When Paul Jones returned to America he met one of the young girls who had given him the flag. He told her how eagerly he had longed to give it back into the hands of those who had given it to him four years earlier. "But, Miss Mary," he said, "I couldn't bear to strip it from the poor old ship in her last agony, nor could I deny to my dead on her decks, who had given their lives to keep it flying, the glory of taking it with them." In his journal he wrote eloquently and almost as simply:—

No one was now left aboard the Richard but her dead. To them I gave the good old ship for their coffin, and in her they found a sublime sepulcher. She rolled heavily in the long swell, her gun-deck awash to the port-sills, settled slowly by the head, and sank peacefully in about forty fathoms. The ensign-gaff, shot away in action, had been fished and put in place, soon after firing ceased, and our torn and tattered flag was left flying when we abandoned her. As she plunged down by the head at the last, her taffrail momentarily rose in the air; so the very last vestige mortal eyes ever saw of the Bon Homme Richard was the defiant waving of her unconquered and unstricken flag as she went down. And as I had given them the good old ship for their sepulcher, I now bequeathed to my immortal dead the flag they had so desperately defended, for their winding sheet!

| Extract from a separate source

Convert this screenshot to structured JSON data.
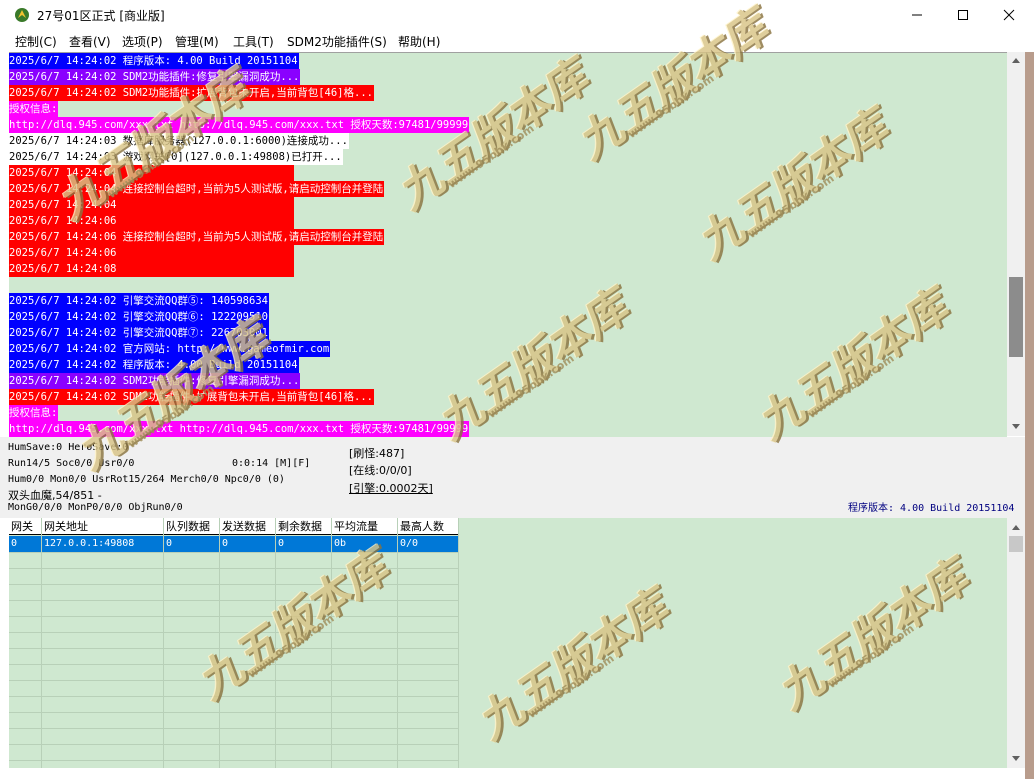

This is the story of the Portsmouth flag. At first its truth was accepted without a doubt; then it was seriously questioned. Within the last few years, new evidence in the shape of family tradition has strengthened its position.



CHAPTER VIII

FLAGS ONE WOULD HAVE LIKED TO SEE

Probably the flag made by the skillful fingers of Mrs. Elizabeth Griscom Ross was sewed with the tiniest of stitches imaginable; but it is absolutely certain that the flag which made its appearance August 3, 1777, at Fort Schuyler, afterwards Fort Stanwix, was not put together with any such daintiness of workmanship. For twenty days the little fort in the New York wilderness, where Rome now stands, was besieged by British and Indians. Reinforcements brought the news of the adoption of the new flag. The troops within the fort had no flag, and therefore, in true American fashion, they set to work to make one. There was not even a country store to draw upon for materials, so they made the best of what they had. As the story has been handed down, a white shirt provided the white stripes and the stars, and the petticoat of a soldier's wife the red stripes. As for the blue ground for the stars, it was cut from the cloak of Captain Abram Swartwout. The result was not very elegant, but it was a flag, and it was the flag, and the besieged men were as proud of it and stood for it as bravely as if it had been made of damask with the daintiest of needlework. August 22, 1777, the fort was relieved, and after a few days Captain Swartwout began to be anxious about his blue cloak. Colonel Peter Gansevoort, who commanded the fort, had promised him a new one to take the place of the one which he had sacrificed for the flag, but it had not arrived. Seven days he waited. At the end of the seventh day he sent a note from Poughkeepsie, where he then was, back to the fort, saying: "You may Remember Agreeable to Your promise, I was to have an Order for Eight Yards of Broad-Cloath, on the Commissary for Cloathing of this State In Lieu of my Blue Cloak, which we Used for Coulours at Fort Schuyler. An opportunity Now presenting itself, I beg You to send me an Order." Broadcloth was broadcloth in those days, and a "Blue Cloak" was not so easily obtained. It is no wonder he wrote it with capitals. It is to be hoped that the good captain received his order; but it must have been a very large cloak to require eight yards of "Broad-Cloath."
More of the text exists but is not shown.